11) QUESTION: Will it ever happen for Jason Bay with the Mets?
SPECULATION: This is an annual question, and there’s nothing to suggest he’ll ever become the player the Mets have hoped. So far, this looks like $66 million flushed down the toilet.
12) QUESTION: Will moving in the fences matter?
SPECULATION: No. The theory is to add power, but the Mets actually showed they could score last year. Then again, they had Reyes and Carlos Beltran. Perhaps the new dimensions will help Wright and Bay, and maybe provide them a jolt of confidence. Could happen. Then again, bet on the opposition hitting more homers, too. Count on that.

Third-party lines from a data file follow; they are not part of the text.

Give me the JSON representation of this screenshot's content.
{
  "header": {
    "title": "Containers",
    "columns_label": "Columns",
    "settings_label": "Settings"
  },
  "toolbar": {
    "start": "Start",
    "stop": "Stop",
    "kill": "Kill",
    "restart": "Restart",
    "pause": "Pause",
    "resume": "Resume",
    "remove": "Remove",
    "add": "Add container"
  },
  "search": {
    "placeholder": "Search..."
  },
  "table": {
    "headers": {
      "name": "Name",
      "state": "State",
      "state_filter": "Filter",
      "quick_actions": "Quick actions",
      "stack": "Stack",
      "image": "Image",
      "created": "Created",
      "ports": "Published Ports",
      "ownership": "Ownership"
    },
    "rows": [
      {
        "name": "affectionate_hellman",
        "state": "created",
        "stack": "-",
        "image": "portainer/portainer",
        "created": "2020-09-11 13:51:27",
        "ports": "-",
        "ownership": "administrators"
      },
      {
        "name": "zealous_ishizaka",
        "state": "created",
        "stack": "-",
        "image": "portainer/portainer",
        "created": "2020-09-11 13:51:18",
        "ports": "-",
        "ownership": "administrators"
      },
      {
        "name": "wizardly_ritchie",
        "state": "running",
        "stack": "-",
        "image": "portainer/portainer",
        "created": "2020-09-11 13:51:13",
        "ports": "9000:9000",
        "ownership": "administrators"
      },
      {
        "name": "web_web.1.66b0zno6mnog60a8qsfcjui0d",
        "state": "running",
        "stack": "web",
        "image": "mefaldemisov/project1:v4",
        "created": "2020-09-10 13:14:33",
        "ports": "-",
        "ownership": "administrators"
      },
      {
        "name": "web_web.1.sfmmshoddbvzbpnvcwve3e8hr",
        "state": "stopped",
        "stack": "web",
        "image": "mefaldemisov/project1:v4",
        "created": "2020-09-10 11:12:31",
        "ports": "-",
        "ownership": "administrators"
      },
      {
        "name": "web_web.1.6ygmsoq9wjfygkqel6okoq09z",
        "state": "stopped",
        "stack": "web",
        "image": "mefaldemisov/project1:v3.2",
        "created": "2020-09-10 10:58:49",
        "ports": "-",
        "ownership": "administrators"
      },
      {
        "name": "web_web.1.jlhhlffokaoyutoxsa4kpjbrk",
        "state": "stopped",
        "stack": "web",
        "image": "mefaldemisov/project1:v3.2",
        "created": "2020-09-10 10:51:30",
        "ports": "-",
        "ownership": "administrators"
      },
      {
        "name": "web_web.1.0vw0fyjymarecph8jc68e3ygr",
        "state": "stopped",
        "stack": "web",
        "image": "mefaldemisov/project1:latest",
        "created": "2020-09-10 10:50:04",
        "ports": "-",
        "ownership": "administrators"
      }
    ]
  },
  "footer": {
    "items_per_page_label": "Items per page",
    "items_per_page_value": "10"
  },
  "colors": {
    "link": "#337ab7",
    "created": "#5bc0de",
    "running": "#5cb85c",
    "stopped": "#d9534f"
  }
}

If spring training were to begin spring training tomorrow, the Mets would not bring to Florida that would be worthy of optimism, not with Philadelphia, Atlanta, Miami and Washington all getting better and willing to make the moves the Mets can’t afford in their present economic climate.
When asked what he would say to Mets’ fans to sell them on 2012, GM Sandy Alderson said his sales pitch would be focusing on the future, and if the team was healthy and played to its expectations they could be competitive.
We’ve heard that refrain before and we’ll hear it again,
But for now, assuming no additions to the roster, let’s see what the Mets will bring to Port St. Luice:
JOHAN SANTANA: Alderson said the other day he expects Santana back in the rotation. Would be nice for him go through a spring training first. There’s no guarantee when Santana will return, and if he does, how effective he’ll be. They can’t be thinking they’ll plug in a Cy Young Award winner.
MIKE PELFREY: The de facto ace last summer after a strong 2010 and Santana’s injury. He’ll get his raise for winning all of seven games. This just might be Pelfrey’s make-or-break season. If the Mets could land another starter, and they’ll need it after losing Chris Capuano to Los Angeles, I wouldn’t be adverse to trying Pelfrey as a closer. Something has to be done to shake up this guy.
RA DICKEY: After a rocky start, Dickey closed strong despite pitching injured. The fluke label should be removed because Dickey has been the Mets’ most consistent starter the past two years. Even so, he’s still a back end of the rotation guy.
DILLON GEE: Like Dickey in 2010, Gee came out of nowhere to become a viable member of the rotation. Gee sprinted out of the gate, but hitters eventually figured him out. However, on the plus side, Gee did his own adjusting. Gee passed through the organization without a lot of flash. Yes, we have to look at his first year with caution, but there’s also reason to be optimistic.
JON NIESE: Niese is another who is an injury question. When he’s been on he’s been nearly untouchable. He’s also had moments when he loses the strike zone. One of the Mets’ best decisions was not to include Niese in the Santana trade. It may turn out he’ll replace him in the rotation.